Ушаков отбивался с отчаянною силой, но несколько человек схватило его за руку, а двое поставили колена на грудь, чтобы лишить его возможности двигаться, и сильнее затянули петлю не шее. На губах несчастного выступила пена: глаза в нечеловеческом ужасе вышли из своих орбит, но напавшие все сильнее прижимали к земле конвульсивно вздрагивающее тело, петля затягивалась все крепче и в несколько минут злодеяние, скрытое покровом ночи, совершилось; Ушаков в предсмертной судороге, хрипя, испустил дух.
В продолжение всего этого ужасного дела убийцы не произнесли ни единого слова; слышны были только все те же жуткие гортанные звуки. Двое людей все еще держали веревку на шее Ушакова, третий – по-видимому, предводитель их – знаками отдававший приказания, нагнулся над убитым и обыскал карман его платья; в одном из них он нашел приказ об арест подпоручика Мировича и маленький сверток с кольцом. Он сунул то и другое в свой карман и затем приложил руку к сердцу неподвижного трупа, чтобы убедиться, что жизнь окончательно покинула тело. Затем он встал и, произнося все те же неопределенные звуки, указал рукою на шею удавленного.
Петля была снята. Двое людей подняли труп Ушакова и предводитель повел их к близлежащему берегу Невы, где они, пробравшись сквозь камыш, подошли вплотную к воде. Здесь они принялись раскачивать тело и затем, сильно размахнувшись, бросили его в реку. Раздался всплеск и на дно реки стал опускаться еще не остывший труп человека, который в безумной борьбе за блеск и почести ставил на карту жизнь и счастье других людей, который за минуту пред тем был уверен в исполнении своих честолюбивых надежд, а теперь, внезапно сраженный судьбой, поплатился собственною жизнью.

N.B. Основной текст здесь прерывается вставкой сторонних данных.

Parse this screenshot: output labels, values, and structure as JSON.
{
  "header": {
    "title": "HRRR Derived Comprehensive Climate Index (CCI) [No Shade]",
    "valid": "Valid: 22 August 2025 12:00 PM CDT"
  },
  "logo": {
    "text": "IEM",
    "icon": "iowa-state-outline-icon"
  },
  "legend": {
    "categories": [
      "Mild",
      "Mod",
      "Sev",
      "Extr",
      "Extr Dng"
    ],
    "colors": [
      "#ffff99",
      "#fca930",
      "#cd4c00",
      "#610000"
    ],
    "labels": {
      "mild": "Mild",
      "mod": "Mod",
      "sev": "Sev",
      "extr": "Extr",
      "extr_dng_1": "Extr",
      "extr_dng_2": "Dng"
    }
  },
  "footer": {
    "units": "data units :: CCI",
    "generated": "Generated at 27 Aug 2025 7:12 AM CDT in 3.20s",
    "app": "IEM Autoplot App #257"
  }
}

Темные фигуры быстро удалились в лесную чащу. Он отвязали своих лошадей, вскочили в седла и молча, наподобие мрачных привидений, помчались по дороге в Петербург.
Глава 28
Генерал Бередников совершил свой вечерний обход и нашел в Шлиссельбургской крепости все в полном порядке. Два преданных офицера, поручики Улузьев и Чекин, находились при Иоанне Антоновиче. Все постовые имели при себе боевые патроны, ночная смена была распределена и, вполне успокоившись насчет вверенной ему крепости, при неприступности которой, по его мнению, были излишни все предосторожности, предписанные фельдцейхмейстером, генерал вернулся в свою квартиру, находившуюся в среднем здании, во внутреннем дворе.
Солдатам оставался еще час отдыха до зори; некоторые из них стояли во дворах, убивая время в разговорах, другие же сидели в сторожках за кружками кваса или водки, пропивая скопленные гроши.

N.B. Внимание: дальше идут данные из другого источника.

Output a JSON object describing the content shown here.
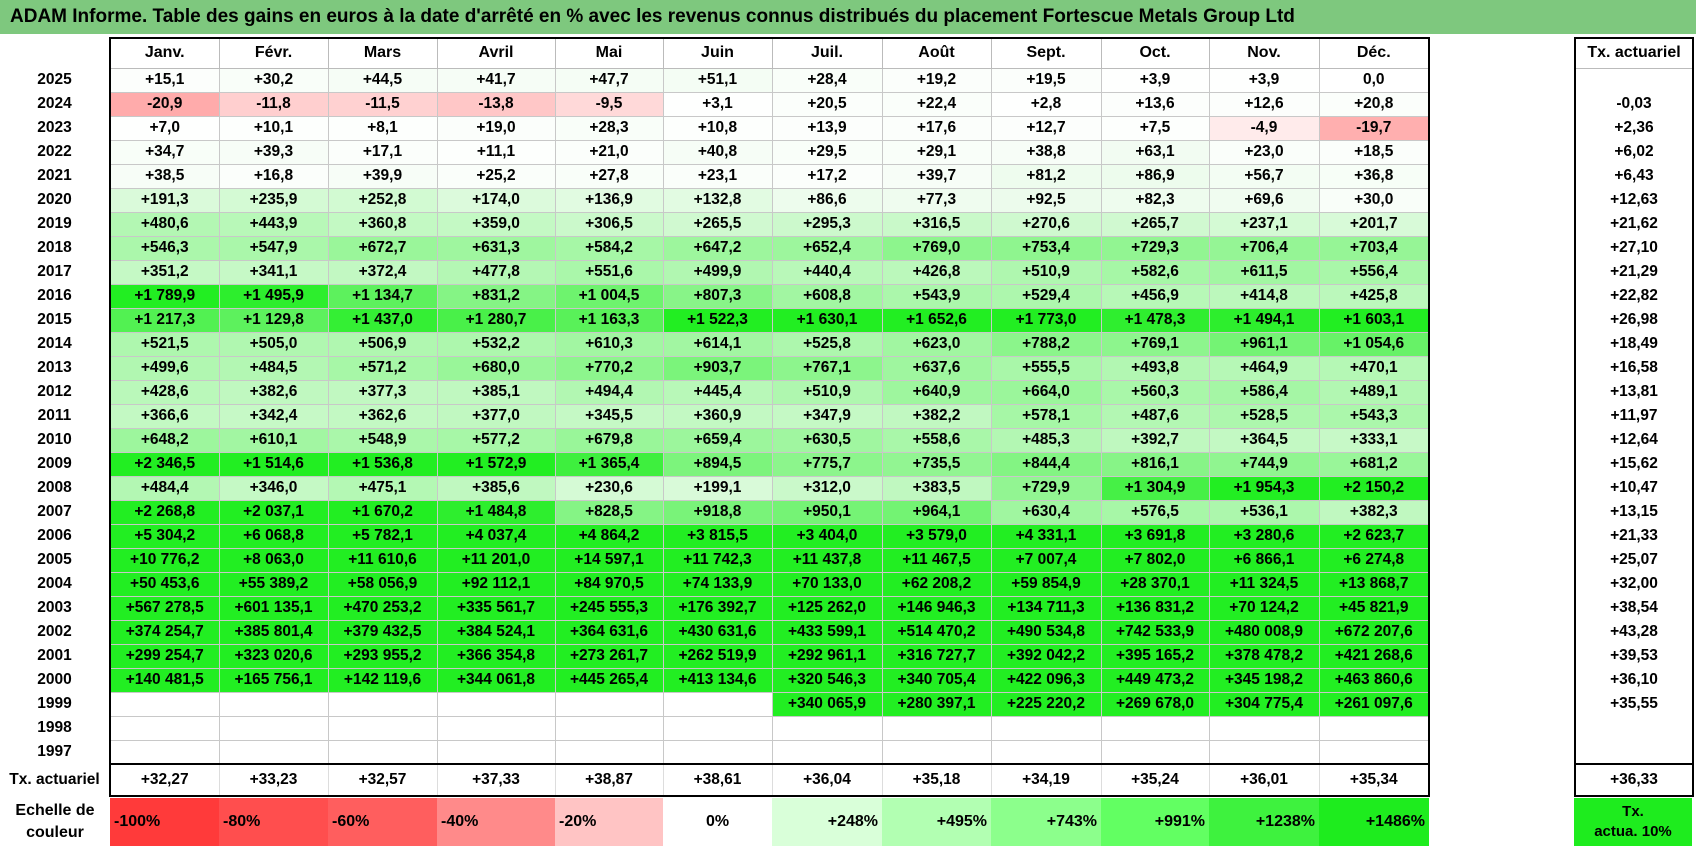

Ветер дул со стороны Ладожского озера; волны Невы ударялись о мощные стены крепости, тростник шелестел; однообразный, унылый крик чаек раздавался в воздух, густой туман поднимался над водой и низинами, закутывая своим покрывалом сурово возвышавшиеся каменные громады.
Некоторые офицеры прогуливались взад и вперед по валам крепости, некоторые группами сидели в общей питейной комнате; глубочайшая тишина, казалось, царила в этом маленьком военном, строго организованном мирке.
Во время переклички Мирович беспокойно искал взглядом Ушакова, который, к его удивлению и тревоге, не вернулся еще накануне. Каждый раз, как отворялись ворота казармы и кто-нибудь из офицеров выходил с солдатами, он надеялся увидеть Ушакова, но все было напрасно.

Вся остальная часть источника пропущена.